2.4 | Sequence analyses
First, sequence quality filtering and adapter removal were performed
using Cutadapt (Martin, 2011: cutadapt -q 10 -a AGATCGGAAGAGC
–minimum-length 100). Next, sequence sub-sampling was performed to
equalize the sequence reads for all samples (Li, 2021: seqtk sample
-s100), with 370,000 sequences from each sample. Next, the transcripts
were assembled using Mira 4.9.6 (Chevreux et al. 1999). The manifest
file of the assembler is available as supplemental material (Methods
S1). The assembled contigs were assigned to one of the thirteen
mitochondrial proteins, either small or large mitochondrial rRNA. For
the gene assignment, BLAST+ (Camacho et al. 2009) in conjunction with
MIDORI (Machida et al. 2017; Leray et al., 2022) and SILVA (Quast et al.

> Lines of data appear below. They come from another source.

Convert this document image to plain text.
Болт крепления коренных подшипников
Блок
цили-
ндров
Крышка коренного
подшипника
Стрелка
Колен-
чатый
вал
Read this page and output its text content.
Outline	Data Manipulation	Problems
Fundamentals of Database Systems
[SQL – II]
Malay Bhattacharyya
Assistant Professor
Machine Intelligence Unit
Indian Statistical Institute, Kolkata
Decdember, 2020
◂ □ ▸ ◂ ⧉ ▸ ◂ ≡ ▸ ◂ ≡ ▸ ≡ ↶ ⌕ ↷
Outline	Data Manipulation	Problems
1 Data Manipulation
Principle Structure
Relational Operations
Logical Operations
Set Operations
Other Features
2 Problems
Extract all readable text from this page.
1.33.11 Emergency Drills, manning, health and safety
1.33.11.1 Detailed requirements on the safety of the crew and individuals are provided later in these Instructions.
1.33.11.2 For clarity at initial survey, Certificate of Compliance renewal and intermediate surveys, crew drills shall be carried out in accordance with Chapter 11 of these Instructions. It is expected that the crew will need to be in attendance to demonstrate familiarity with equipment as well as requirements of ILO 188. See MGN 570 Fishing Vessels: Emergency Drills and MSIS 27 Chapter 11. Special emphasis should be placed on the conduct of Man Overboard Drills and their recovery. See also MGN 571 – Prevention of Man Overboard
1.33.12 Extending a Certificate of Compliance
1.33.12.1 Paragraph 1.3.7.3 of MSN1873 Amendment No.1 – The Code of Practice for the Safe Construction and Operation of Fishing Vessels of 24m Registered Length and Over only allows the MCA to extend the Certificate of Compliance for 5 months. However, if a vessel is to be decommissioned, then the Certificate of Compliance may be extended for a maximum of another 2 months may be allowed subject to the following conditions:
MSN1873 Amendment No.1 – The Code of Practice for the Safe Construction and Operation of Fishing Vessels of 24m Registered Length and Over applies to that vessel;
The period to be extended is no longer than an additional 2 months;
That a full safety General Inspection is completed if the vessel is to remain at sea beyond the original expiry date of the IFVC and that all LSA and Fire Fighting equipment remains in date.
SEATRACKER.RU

2013) references were performed. SILVA was included as a reference to
count nuclear rRNA sequence contaminations, although no nuclear rRNA
sequences were detected in our libraries. Commands for the BLAST
database construction and the execution of BLAST searches are available
as supplemental material (Methods S2). Following BLAST homology
searches, the contigs were assigned to each target gene using four
criteria. Queries were removed when (i) the top-listed hit was not the
target gene, (ii) three or more genes were listed as hits, (iii) only
one subject remained in the BLAST result and (iv) we removed the listed
subjects from the BLAST results when the e-value exceeded 1e-4. The Perl
program for this assignment is available as supplemental material
(Methods S3). The target mitochondrial gene contigs were selected from
the Mira 4 assembled fasta using the following command: [awk
’NR==FNR{a[$0];next} $1.00 in a{c=2} c&&c–’
’Perl_list.txt’ ’Mira.unpadded.fasta’]. ’Perl_list.txt’ is one of
the output files from the above Perl program.